As Gonzales discusses, immigration policy and discourse has increasingly focused on dividing “deserving” and “worthy” migrants (smart, ambitious and innocent undocumented youth who should be given status under programs like DACA) from “undeserving criminal” migrants who should be the target of enforcement and deportation measures (3, 26–27). Yet, as the results of his 12-year study establish, these dividing lines are greatly shaped by how the law itself defines and constructs ideas of belonging, and by the related underlying racism that propels forward these dichotomous stereotypes (218–223). Study participants who were deemed as “deserving” very early in their educational experiences tended to receive the support, mentorship and resources necessary to excel in their studies and go on to post-secondary education (the “college-goers”) (44–47, 54–56, 77–82, 109–112). In contrast, those not singled out as exceptional and promising students, and who did not often go on to post-secondary studies (the “early-exiters”) tended to experience neglect and even hostility in their educational environment (51–52, 82–88). This, in turn, and often coupled with other stresses and negative experiences in their daily lives, led some early-exiters to engage in criminal behavior and produced early effects of the stresses, anxiety and uncertainty associated with undocumented status (120–125, 145–148). Lives in Limbo thoughtfully explains the complexity of these experiences and the multi-dimensional nature of the participants' lives as they attempt to navigate their transition to legal liminality and “illegality.”

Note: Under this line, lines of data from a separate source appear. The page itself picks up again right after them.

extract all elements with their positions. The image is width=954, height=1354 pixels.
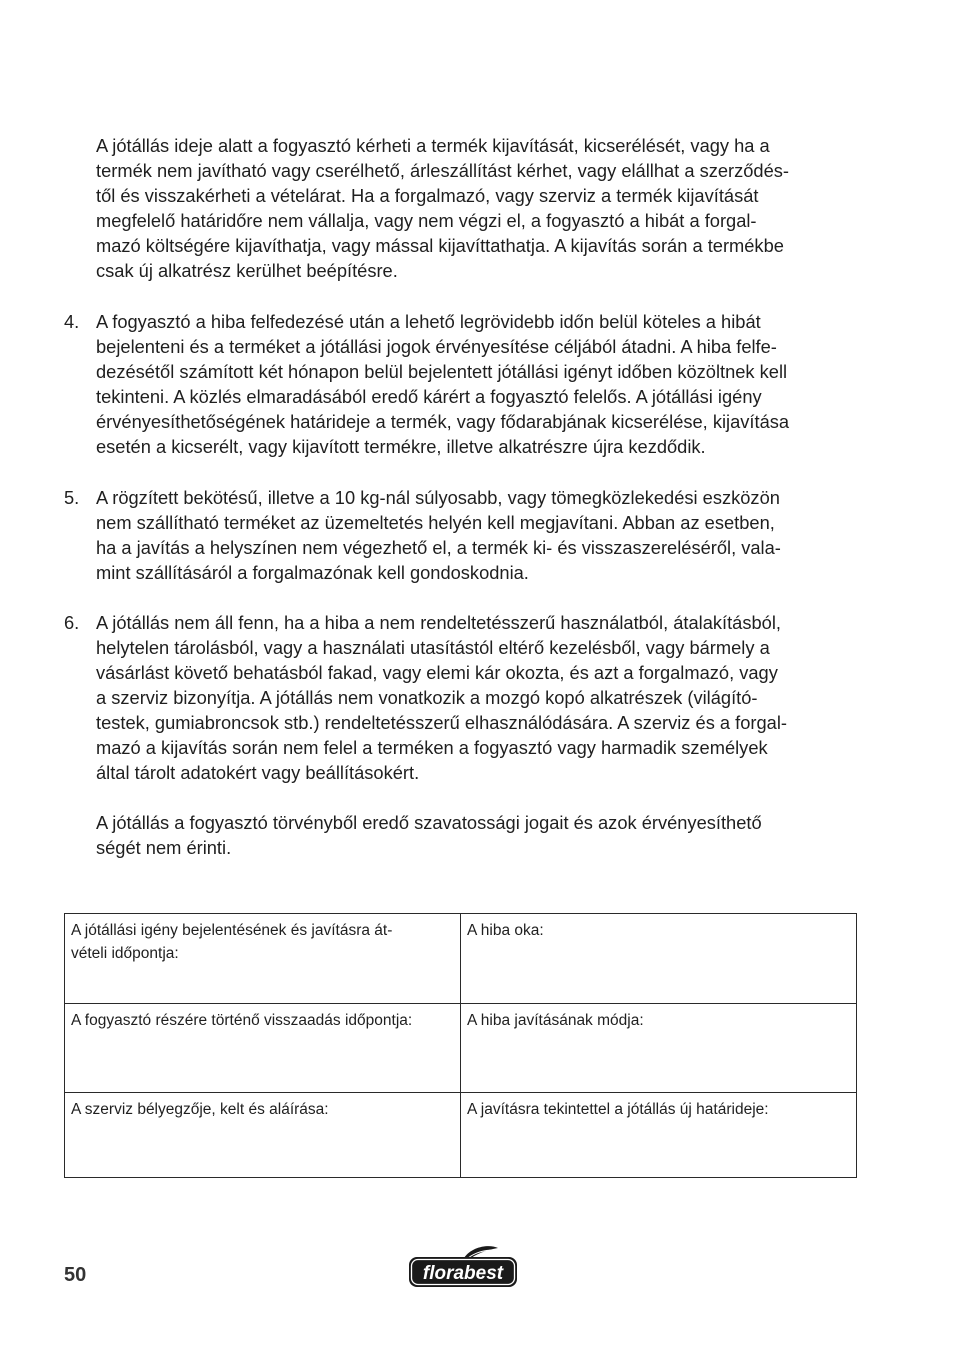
text-line: dezésétől számított két hónapon belül bejelentett jótállási igényt időben közöltnek kell bbox=[96, 361, 788, 382]
text-line: mint szállításáról a forgalmazónak kell gondoskodnia. bbox=[96, 562, 529, 583]
text-line: vásárlást követő behatásból fakad, vagy elemi kár okozta, és azt a forgalmazó, vagy bbox=[96, 662, 778, 683]
text-line: testek, gumiabroncsok stb.) rendeltetésszerű elhasználódására. A szerviz és a forgal- bbox=[96, 712, 787, 733]
text-line: bejelenteni és a terméket a jótállási jogok érvényesítése céljából átadni. A hiba felfe- bbox=[96, 336, 777, 357]
text-line: A fogyasztó a hiba felfedezésé után a lehető legrövidebb időn belül köteles a hibát bbox=[96, 311, 761, 332]
list-item-4 bbox=[96, 309, 866, 459]
paragraph-warranty-rights bbox=[96, 133, 866, 283]
text-line: A jótállás nem áll fenn, ha a hiba a nem rendeltetésszerű használatból, átalakításból, bbox=[96, 612, 781, 633]
text-line: től és visszakérheti a vételárat. Ha a forgalmazó, vagy szerviz a termék kijavítását bbox=[96, 185, 759, 206]
service-stamp-cell bbox=[65, 1093, 461, 1178]
logo-graphic bbox=[406, 1244, 520, 1290]
list-number-4: 4. bbox=[64, 311, 80, 332]
list-item-6 bbox=[96, 610, 866, 785]
cell-label: A fogyasztó részére történő visszaadás időpontja: bbox=[71, 1012, 413, 1029]
table-row bbox=[65, 1093, 857, 1178]
cell-label: A jótállási igény bejelentésének és javításra át- bbox=[71, 922, 393, 939]
new-deadline-cell bbox=[461, 1093, 857, 1178]
logo-text: florabest bbox=[422, 1263, 504, 1284]
text-line: A jótállás ideje alatt a fogyasztó kérheti a termék kijavítását, kicserélését, vagy ha a bbox=[96, 135, 770, 156]
text-line: által tárolt adatokért vagy beállításokért. bbox=[96, 762, 420, 783]
text-line: ha a javítás a helyszínen nem végezhető el, a termék ki- és visszaszereléséről, vala- bbox=[96, 537, 781, 558]
florabest-logo bbox=[406, 1244, 520, 1290]
claim-date-cell bbox=[65, 914, 461, 1004]
text-line: helytelen tárolásból, vagy a használati utasítástól eltérő kezelésből, vagy bármely a bbox=[96, 637, 770, 658]
text-line: megfelelő határidőre nem vállalja, vagy nem végzi el, a fogyasztó a hibát a forgal- bbox=[96, 210, 757, 231]
list-item-5 bbox=[96, 485, 866, 585]
return-date-cell bbox=[65, 1004, 461, 1093]
text-line: érvényesíthetőségének határideje a termék, vagy fődarabjának kicserélése, kijavítása bbox=[96, 411, 790, 432]
list-number-6: 6. bbox=[64, 612, 80, 633]
text-line: mazó költségére kijavíthatja, vagy mással kijavíttathatja. A kijavítás során a termékbe bbox=[96, 235, 784, 256]
repair-method-cell bbox=[461, 1004, 857, 1093]
paragraph-warranty-statutory bbox=[96, 810, 866, 860]
warranty-claim-table bbox=[64, 913, 857, 1178]
page-number: 50 bbox=[64, 1264, 87, 1286]
cell-label: A szerviz bélyegzője, kelt és aláírása: bbox=[71, 1101, 329, 1118]
text-line: tekinteni. A közlés elmaradásából eredő kárért a fogyasztó felelős. A jótállási igény bbox=[96, 386, 762, 407]
text-line: mazó a kijavítás során nem felel a terméken a fogyasztó vagy harmadik személyek bbox=[96, 737, 768, 758]
text-line: esetén a kicserélt, vagy kijavított termékre, illetve alkatrészre újra kezdődik. bbox=[96, 436, 706, 457]
cell-label: A hiba javításának módja: bbox=[467, 1012, 644, 1029]
table-row bbox=[65, 1004, 857, 1093]
text-line: A jótállás a fogyasztó törvényből eredő szavatossági jogait és azok érvényesíthető bbox=[96, 812, 762, 833]
list-number-5: 5. bbox=[64, 487, 80, 508]
fault-cause-cell bbox=[461, 914, 857, 1004]
text-line: nem szállítható terméket az üzemeltetés helyén kell megjavítani. Abban az esetben, bbox=[96, 512, 775, 533]
text-line: A rögzített bekötésű, illetve a 10 kg-nál súlyosabb, vagy tömegközlekedési eszközön bbox=[96, 487, 780, 508]
text-line: termék nem javítható vagy cserélhető, árleszállítást kérhet, vagy elállhat a szerződés- bbox=[96, 160, 789, 181]
text-line: csak új alkatrész kerülhet beépítésre. bbox=[96, 260, 398, 281]
text-line: ségét nem érinti. bbox=[96, 837, 232, 858]
cell-label: A hiba oka: bbox=[467, 922, 544, 939]
cell-label: vételi időpontja: bbox=[71, 945, 179, 962]
text-line: a szerviz bizonyítja. A jótállás nem vonatkozik a mozgó kopó alkatrészek (világító- bbox=[96, 687, 758, 708]
cell-label: A javításra tekintettel a jótállás új határideje: bbox=[467, 1101, 769, 1118]
table-row bbox=[65, 914, 857, 1004]
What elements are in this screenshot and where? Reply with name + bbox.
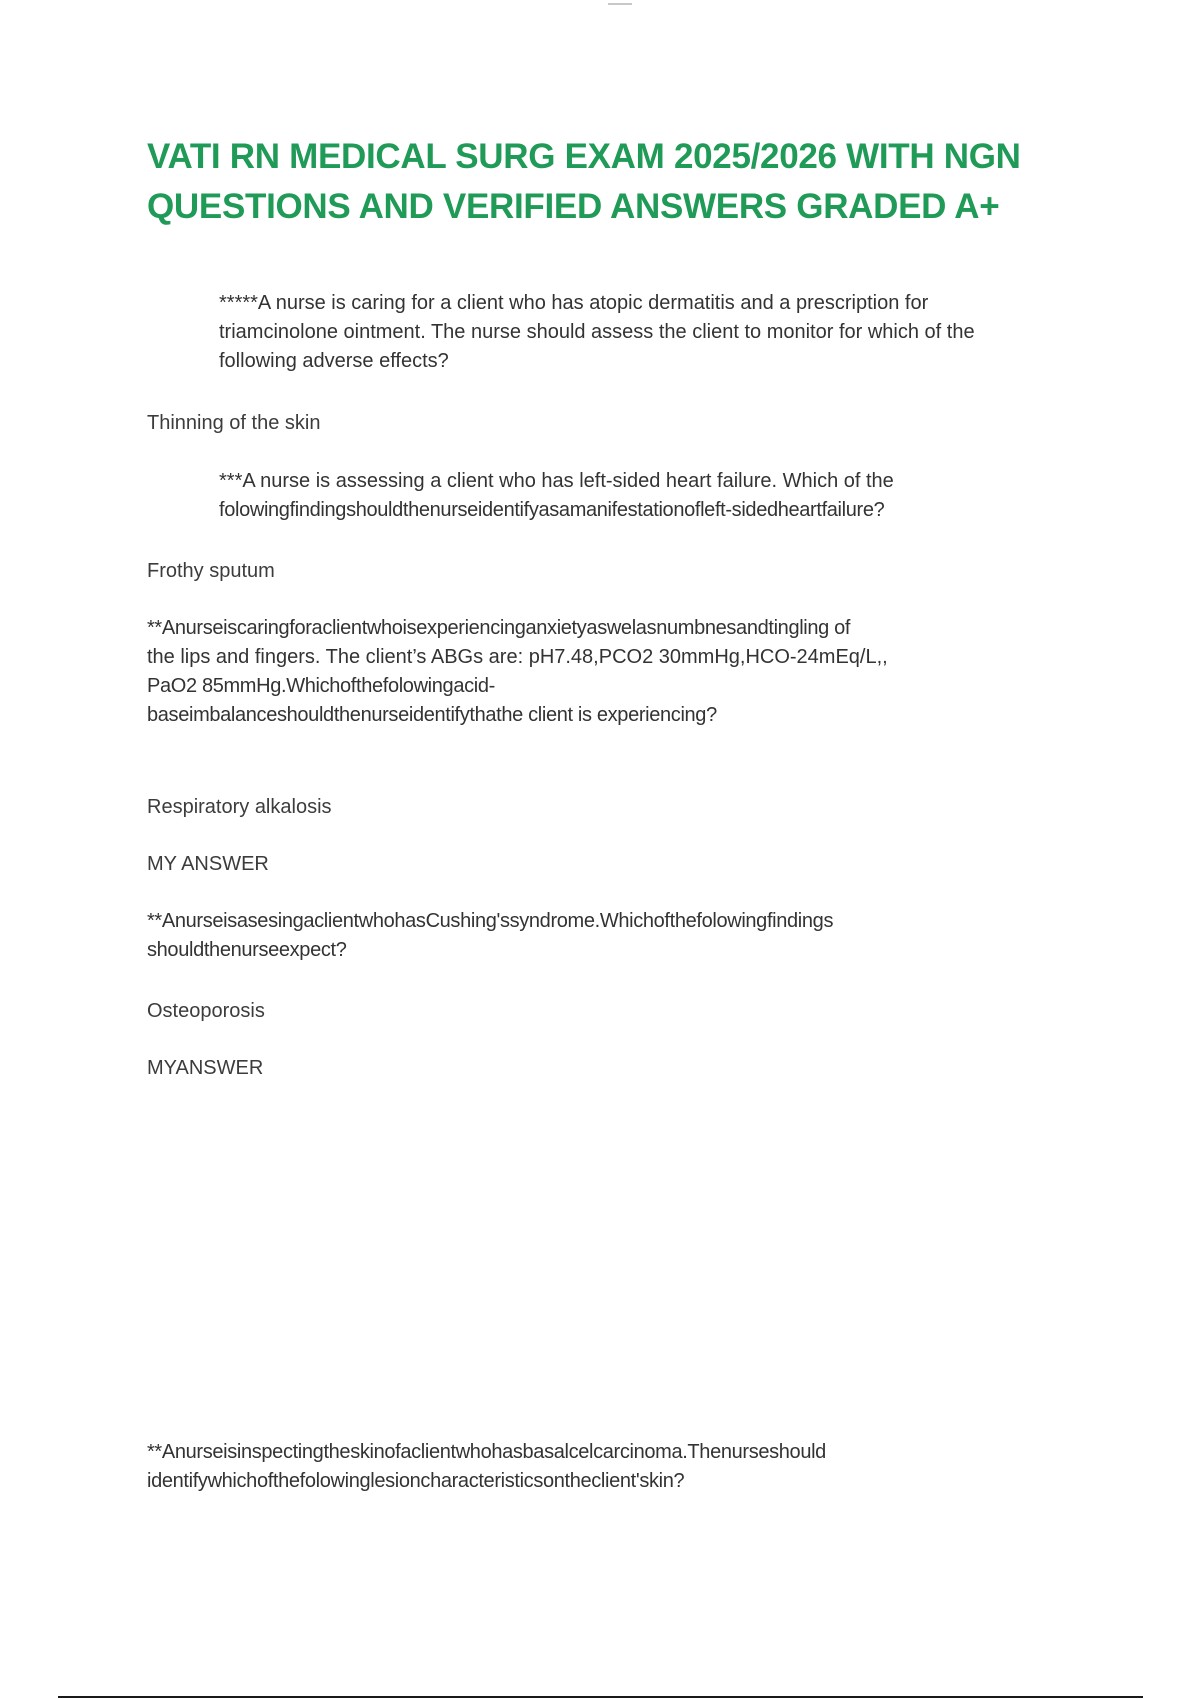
my-answer-label-1: MY ANSWER [147,853,269,875]
title-line: QUESTIONS AND VERIFIED ANSWERS GRADED A+ [147,187,1000,226]
question-2-line: folowingfindingshouldthenurseidentifyasamanifestationofleft-sidedheartfailure? [219,499,885,521]
question-3 [147,614,888,730]
question-1-line: *****A nurse is caring for a client who has atopic dermatitis and a prescription for [219,292,929,314]
question-3-line: the lips and fingers. The client’s ABGs are: pH7.48,PCO2 30mmHg,HCO-24mEq/L,, [147,646,888,668]
question-4-line: shouldthenurseexpect? [147,939,347,961]
answer-1: Thinning of the skin [147,412,321,434]
question-1 [219,289,975,376]
page-header-mark [608,3,632,5]
title-line: VATI RN MEDICAL SURG EXAM 2025/2026 WITH NGN [147,137,1021,176]
question-5-line: identifywhichofthefolowinglesioncharacteristicsontheclient'skin? [147,1470,685,1492]
question-5-line: **Anurseisinspectingtheskinofaclientwhohasbasalcelcarcinoma.Thenurseshould [147,1441,826,1463]
page-bottom-rule [58,1696,1143,1698]
question-4-line: **AnurseisasesingaclientwhohasCushing'ssyndrome.Whichofthefolowingfindings [147,910,834,932]
question-1-line: triamcinolone ointment. The nurse should assess the client to monitor for which of the [219,321,975,343]
question-2-line: ***A nurse is assessing a client who has left-sided heart failure. Which of the [219,470,894,492]
my-answer-label-2: MYANSWER [147,1057,264,1079]
document-title [147,132,1107,232]
question-3-line: PaO2 85mmHg.Whichofthefolowingacid- [147,675,495,697]
answer-4: Osteoporosis [147,1000,265,1022]
question-3-line: **Anurseiscaringforaclientwhoisexperiencinganxietyaswelasnumbnesandtingling of [147,617,851,639]
answer-3: Respiratory alkalosis [147,796,332,818]
question-3-line: baseimbalanceshouldthenurseidentifythathe client is experiencing? [147,704,717,726]
question-4 [147,907,833,965]
question-2 [219,467,894,525]
answer-2: Frothy sputum [147,560,275,582]
question-5 [147,1438,826,1496]
question-1-line: following adverse effects? [219,350,449,372]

Yet educational “havens,” as Gonzales shows, have their limits. While college-goers were often able to defer the realities and impact of their legal status on their everyday lives, most participants were eventually confronted by these limitations as their post-secondary education came to a close (190–195). Unable to gain entry into the highly skilled labor market as a result of a lack of legal status, most college-goers ended up in similar life situations as the early-exiter group by the time they reached their mid- to late-20s (205–207). The similar life course outcomes of these two groups, despite their different trajectories earlier in life, highlights the centrality of legal status in shaping individual experience and life course trajectories. For both college-goers and early-exiters, their life course trajectories inevitably reach a point of enduring liminality—being “neither here nor there,” being “betwixt and between” (9), unable to move forward and with nowhere to return back to. Growing up in the United States, these individuals' lives are deeply rooted in a sense of social belonging in the communities in which they were raised in America. Yet, legal status remains the central means by which individuals are recognized as belonging in a society. Lives in Limbo invites readers to critically reflect on, and question, the continuing legitimacy of this disconnection at a time of intense debate, but also opportunity for change, in relation to immigration law and policy in the United States.